The exclusive jurisdiction provisions relied upon by NRG are labeled as "Retention of Jurisdiction" provisions, and bankruptcy courts are unable to expand their own jurisdiction by order. Harstad v. First American Bank, 39 F.3d 898, 902 n. 7 (8th Cir. 1994). Since this enforcement action was not subject to discharge and the bankruptcy court never had exclusive jurisdiction over it, the retention provisions in the plan and order do not apply to it. Similarly, the injunctive provisions in the plan and order do not apply because this enforcement action was not discharged pursuant to entry of the plan. Moreover, injunctive relief against future law violations would not be with respect to a proof of claim seeking relief in bankruptcy proceedings based on prepetition conduct. See King v. United States, 182 Ct.Cl. 631, 390 F.2d 894 (1968), rev'd on other grounds, United States v. King, 395 U.S. 1, 89 S.Ct. 1501, 23 L.Ed.2d 52 (1969). This is particularly true here where the bankruptcy court has entered a confirmation order and the proof of claim has been expunged. See In re Fairfield Communities, Inc., 142 F.3d 1093, 1095 (8th Cir. 1998). Given that Congress granted district courts jurisdiction over enforcement proceedings brought under the Act, that the bankruptcy court has limited jurisdiction over bankruptcy proceedings, and that the relief currently sought is distinct from that at issue during the bankruptcy proceedings, we conclude that the district court has jurisdiction over this enforcement action.
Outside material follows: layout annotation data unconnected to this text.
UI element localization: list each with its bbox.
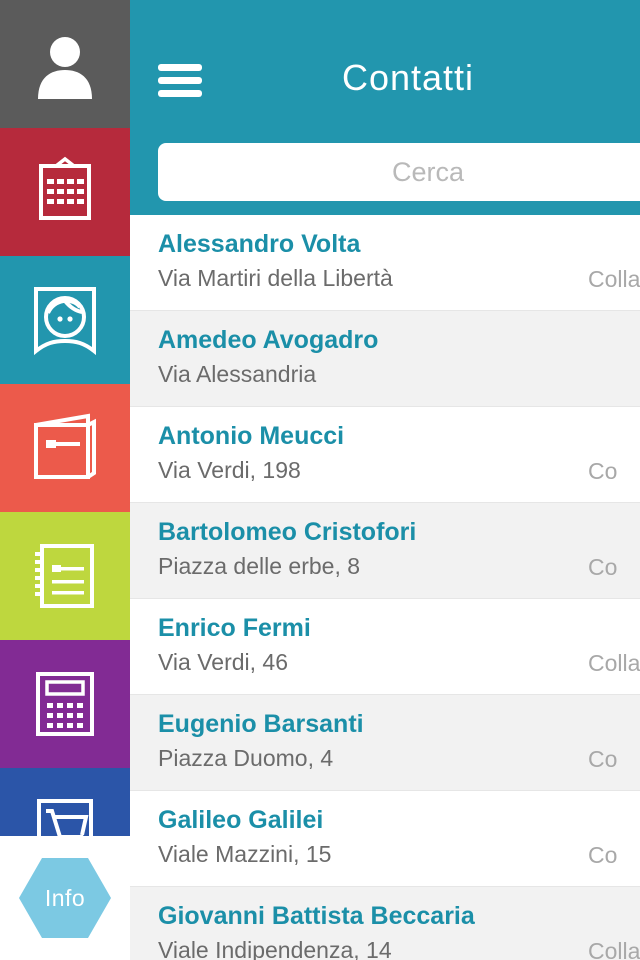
search-input[interactable]: [158, 143, 640, 201]
contact-address: Piazza delle erbe, 8: [158, 553, 361, 579]
contact-meta: Co: [588, 458, 618, 484]
contact-row[interactable]: Alessandro Volta Via Martiri della Libert…: [130, 215, 640, 311]
info-button[interactable]: Info: [19, 858, 111, 938]
contact-meta: Co: [588, 746, 618, 772]
contact-name: Enrico Fermi: [158, 614, 311, 642]
contact-row[interactable]: Antonio Meucci Via Verdi, 198 Co: [130, 407, 640, 503]
contact-name: Antonio Meucci: [158, 422, 345, 450]
contact-address: Viale Mazzini, 15: [158, 841, 332, 867]
contact-name: Eugenio Barsanti: [158, 710, 364, 738]
app-root: Info Contatti Alessandro Volta Via Martir…: [0, 0, 640, 960]
sidebar-item-calculator[interactable]: [0, 640, 130, 768]
contact-name: Bartolomeo Cristofori: [158, 518, 417, 546]
contact-meta: Co: [588, 554, 618, 580]
contact-row[interactable]: Galileo Galilei Viale Mazzini, 15 Co: [130, 791, 640, 887]
page-title: Contatti: [341, 57, 475, 98]
contact-address: Viale Indipendenza, 14: [158, 937, 392, 960]
contact-meta: Colla: [588, 266, 640, 292]
info-button-label: Info: [44, 884, 86, 911]
contact-row[interactable]: Giovanni Battista Beccaria Viale Indipend…: [130, 887, 640, 960]
sidebar-item-profile[interactable]: [0, 0, 130, 128]
contact-address: Via Verdi, 46: [158, 649, 289, 675]
contact-meta: Colla: [588, 938, 640, 960]
calculator-icon: [28, 667, 102, 741]
contact-row[interactable]: Amedeo Avogadro Via Alessandria: [130, 311, 640, 407]
portrait-icon: [28, 283, 102, 357]
contact-row[interactable]: Bartolomeo Cristofori Piazza delle erbe, …: [130, 503, 640, 599]
contact-row[interactable]: Enrico Fermi Via Verdi, 46 Colla: [130, 599, 640, 695]
app-header: Contatti: [130, 0, 640, 215]
sidebar-item-brochure[interactable]: [0, 384, 130, 512]
sidebar: Info: [0, 0, 130, 960]
contact-address: Via Verdi, 198: [158, 457, 301, 483]
contact-row[interactable]: Eugenio Barsanti Piazza Duomo, 4 Co: [130, 695, 640, 791]
sidebar-item-calendar[interactable]: [0, 128, 130, 256]
info-button-container: Info: [0, 836, 130, 960]
contact-name: Amedeo Avogadro: [158, 326, 379, 354]
sidebar-item-notes[interactable]: [0, 512, 130, 640]
search-bar: [158, 143, 640, 201]
person-icon: [28, 27, 102, 101]
contact-meta: Colla: [588, 650, 640, 676]
calendar-icon: [28, 155, 102, 229]
notepad-icon: [28, 539, 102, 613]
open-book-icon: [28, 411, 102, 485]
contact-name: Alessandro Volta: [158, 230, 361, 258]
contact-list[interactable]: Alessandro Volta Via Martiri della Libert…: [130, 215, 640, 960]
contact-name: Galileo Galilei: [158, 806, 324, 834]
contact-address: Piazza Duomo, 4: [158, 745, 334, 771]
contact-name: Giovanni Battista Beccaria: [158, 902, 475, 930]
sidebar-item-contacts[interactable]: [0, 256, 130, 384]
contact-address: Via Alessandria: [158, 361, 317, 387]
contact-address: Via Martiri della Libertà: [158, 265, 393, 291]
main-panel: Contatti Alessandro Volta Via Martiri del…: [130, 0, 640, 960]
contact-meta: Co: [588, 842, 618, 868]
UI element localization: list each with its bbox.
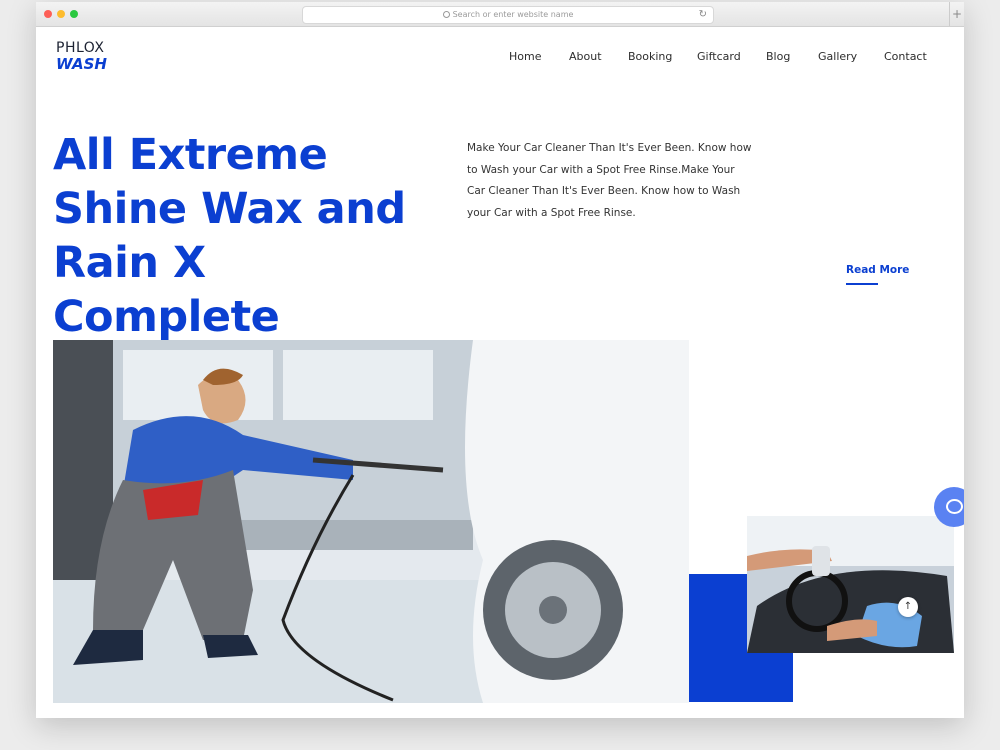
arrow-up-icon[interactable]: ↑	[898, 597, 918, 617]
new-tab-button[interactable]: +	[949, 2, 964, 26]
hero-title: All Extreme Shine Wax and Rain X Complet…	[53, 128, 433, 344]
nav-blog[interactable]: Blog	[766, 50, 790, 63]
address-bar-placeholder: Search or enter website name	[452, 10, 574, 19]
hero-title-line: Shine Wax and	[53, 184, 406, 234]
minimize-window-button[interactable]	[57, 10, 65, 18]
reload-icon[interactable]: ↻	[699, 7, 707, 23]
maximize-window-button[interactable]	[70, 10, 78, 18]
hero-title-line: All Extreme	[53, 130, 328, 180]
browser-window: Search or enter website name ↻ + PHLOX W…	[36, 2, 964, 718]
search-icon	[442, 11, 450, 18]
nav-gallery[interactable]: Gallery	[818, 50, 857, 63]
read-more-link[interactable]: Read More	[846, 264, 909, 276]
logo-top-text: PHLOX	[56, 40, 105, 56]
nav-home[interactable]: Home	[509, 50, 541, 63]
nav-booking[interactable]: Booking	[628, 50, 672, 63]
hero-description: Make Your Car Cleaner Than It's Ever Bee…	[467, 142, 752, 219]
nav-contact[interactable]: Contact	[884, 50, 927, 63]
hero-title-line: Rain X Complete	[53, 238, 280, 342]
nav-about[interactable]: About	[569, 50, 602, 63]
address-bar[interactable]: Search or enter website name ↻	[302, 6, 714, 24]
nav-giftcard[interactable]: Giftcard	[697, 50, 741, 63]
car-interior-cleaning-photo	[747, 516, 954, 653]
logo-bottom-text: WASH	[56, 55, 107, 73]
site-logo[interactable]: PHLOX WASH	[56, 40, 107, 73]
browser-chrome: Search or enter website name ↻ +	[36, 2, 964, 27]
car-wash-hero-photo	[53, 340, 689, 703]
close-window-button[interactable]	[44, 10, 52, 18]
read-more-underline	[846, 283, 878, 285]
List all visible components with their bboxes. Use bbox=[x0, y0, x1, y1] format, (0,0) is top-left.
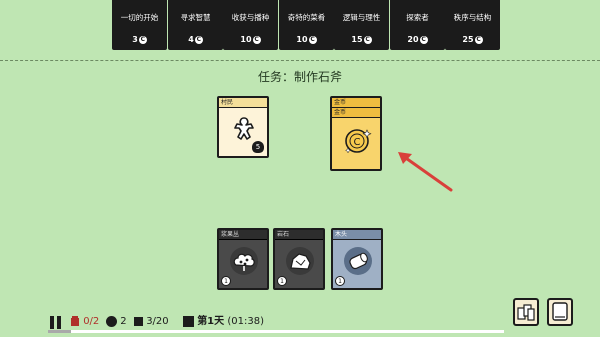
coin-icon: C bbox=[419, 35, 428, 44]
day-progress-fill bbox=[48, 330, 71, 333]
pack-name: 奇特的菜肴 bbox=[287, 13, 326, 22]
food-value: 0/2 bbox=[83, 316, 100, 327]
pack-cost: 4C bbox=[168, 35, 223, 45]
pack-item[interactable]: 秩序与结构 25 C bbox=[445, 0, 500, 50]
card-title-front: 金币 bbox=[332, 108, 380, 118]
card-title-back: 金币 bbox=[332, 98, 380, 108]
pack-cost-value: 25 bbox=[462, 35, 474, 44]
shop-divider bbox=[0, 60, 600, 61]
pack-name: 逻辑与理性 bbox=[342, 13, 381, 22]
bush-icon bbox=[230, 247, 258, 275]
pack-item[interactable]: 一切的开始 3C bbox=[112, 0, 167, 50]
pack-item[interactable]: 寻求智慧 4C bbox=[168, 0, 223, 50]
health-badge: 5 bbox=[252, 141, 264, 153]
pack-cost-value: 15 bbox=[351, 35, 363, 44]
coin-icon: C bbox=[345, 129, 372, 154]
pack-cost-value: 3 bbox=[132, 35, 138, 44]
pack-cost: 25 C bbox=[445, 35, 500, 45]
villager-card[interactable]: 村民 5 bbox=[217, 96, 269, 158]
card-title: 浆果丛 bbox=[219, 230, 267, 240]
card-title: 木头 bbox=[333, 230, 381, 240]
pack-cost: 10 C bbox=[223, 35, 278, 45]
card-counter: 3/20 bbox=[134, 312, 169, 332]
pack-cost: 20 C bbox=[390, 35, 445, 45]
coin-icon: C bbox=[194, 35, 203, 44]
coin-glyph: C bbox=[354, 137, 361, 148]
pack-cost-value: 10 bbox=[240, 35, 252, 44]
coin-icon: C bbox=[308, 35, 317, 44]
coin-icon bbox=[106, 315, 117, 327]
rock-card[interactable]: 岩石 1 bbox=[273, 228, 325, 290]
pack-item[interactable]: 收获与播种 10 C bbox=[223, 0, 278, 50]
food-icon bbox=[71, 316, 79, 326]
day-progress-bar bbox=[48, 330, 504, 333]
wood-card[interactable]: 木头 1 bbox=[331, 228, 383, 290]
pack-name: 一切的开始 bbox=[120, 13, 159, 22]
rock-icon bbox=[286, 247, 314, 275]
calendar-icon bbox=[183, 315, 194, 327]
card-icon bbox=[134, 316, 143, 326]
pack-name: 寻求智慧 bbox=[180, 13, 211, 22]
pack-cost: 3C bbox=[112, 35, 167, 45]
gold-coin-stack[interactable]: 金币 金币 C bbox=[330, 96, 382, 171]
day-counter: 第1天 (01:38) bbox=[183, 312, 264, 332]
status-bar: 0/2 2 3/20 第1天 (01:38) bbox=[48, 312, 504, 332]
villager-icon bbox=[234, 117, 254, 140]
berry-bush-card[interactable]: 浆果丛 1 bbox=[217, 228, 269, 290]
book-menu-button[interactable] bbox=[547, 298, 573, 326]
pack-name: 探索者 bbox=[406, 13, 429, 22]
pack-cost-value: 20 bbox=[407, 35, 419, 44]
pack-name: 收获与播种 bbox=[231, 13, 270, 22]
quest-text: 任务：制作石斧 bbox=[257, 70, 342, 84]
card-title: 村民 bbox=[219, 98, 267, 108]
coin-icon: C bbox=[363, 35, 372, 44]
coin-icon: C bbox=[138, 35, 147, 44]
count-badge: 1 bbox=[277, 276, 287, 286]
count-badge: 1 bbox=[221, 276, 231, 286]
card-value: 3/20 bbox=[146, 316, 169, 327]
coin-icon: C bbox=[252, 35, 261, 44]
book-icon bbox=[552, 302, 568, 321]
pack-name: 秩序与结构 bbox=[453, 13, 492, 22]
log-icon bbox=[344, 247, 372, 275]
coin-counter: 2 bbox=[106, 312, 127, 332]
pack-item[interactable]: 奇特的菜肴 10 C bbox=[279, 0, 334, 50]
stacked-cards-icon bbox=[517, 304, 535, 321]
game-board: 一切的开始 3C 寻求智慧 4C 收获与播种 10 C 奇特的菜肴 10 C 逻辑与… bbox=[0, 0, 600, 337]
pack-cost-value: 10 bbox=[296, 35, 308, 44]
pack-cost-value: 4 bbox=[188, 35, 194, 44]
pack-item[interactable]: 逻辑与理性 15 C bbox=[334, 0, 389, 50]
day-value: 第1天 bbox=[197, 316, 225, 327]
card-title: 岩石 bbox=[275, 230, 323, 240]
cards-menu-button[interactable] bbox=[513, 298, 539, 326]
coin-value: 2 bbox=[120, 316, 127, 327]
time-value: (01:38) bbox=[227, 316, 264, 327]
pack-cost: 15 C bbox=[334, 35, 389, 45]
coin-icon: C bbox=[474, 35, 483, 44]
pack-shop: 一切的开始 3C 寻求智慧 4C 收获与播种 10 C 奇特的菜肴 10 C 逻辑与… bbox=[0, 0, 600, 58]
count-badge: 1 bbox=[335, 276, 345, 286]
food-counter: 0/2 bbox=[70, 312, 99, 332]
pack-item[interactable]: 探索者 20 C bbox=[390, 0, 445, 50]
pack-cost: 10 C bbox=[279, 35, 334, 45]
pointer-arrow bbox=[398, 152, 453, 192]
NRG fails to cite any authority that would permanently authorize the bankruptcy court to prevent the Commission from bringing this enforcement action. NRG cites 11 U.S.C. § 105 for the proposition that bankruptcy courts can "issue any order, process, or judgment that is necessary or appropriate to carry out the provisions of this title", but § 105(a) may only be invoked "if the equitable remedy utilized is demonstrably necessary to preserve a right elsewhere provided in the Code." In re Ludlow Hosp. Soc, Inc., 124 F.3d 22, 28 (1st Cir. 1997); Johnson v. First Nat'l Bank of Montevideo, 719 F.2d 270, 273 (8th Cir. 1983). NRG has cited no authority permitting bankruptcy courts completely to eliminate an agency's ability to pursue an enforcement action seeking only injunctive relief. Such a reading of the order and plan would be invalid as a matter of law.
To support its position that the Commission is required to seek permission from the bankruptcy court to pursue this action, NRG relies on Celotex Corp. v. Edwards, 514 U.S. 300, 115 S.Ct. 1493, 131 L.Ed.2d 403 (1995). In Celotex, the Supreme Court barred a creditor from collaterally attacking the merits of a bankruptcy injunction in a different district. Id. at 313, 115 S.Ct. 1493. Since we conclude that the injunction in NRG's bankruptcy case does not apply to this enforcement action looking to future conduct and that the bankruptcy court would have been without authority to issue such an order, Celotex is inapplicable. Under the circumstances here, the Commission does not need to seek relief from the bankruptcy order in the Southern District Court of New York to proceed because the injunction does not apply to this case.
Accordingly, the judgment is reversed and the matter is remanded to the district court for further proceedings consistent with this opinion.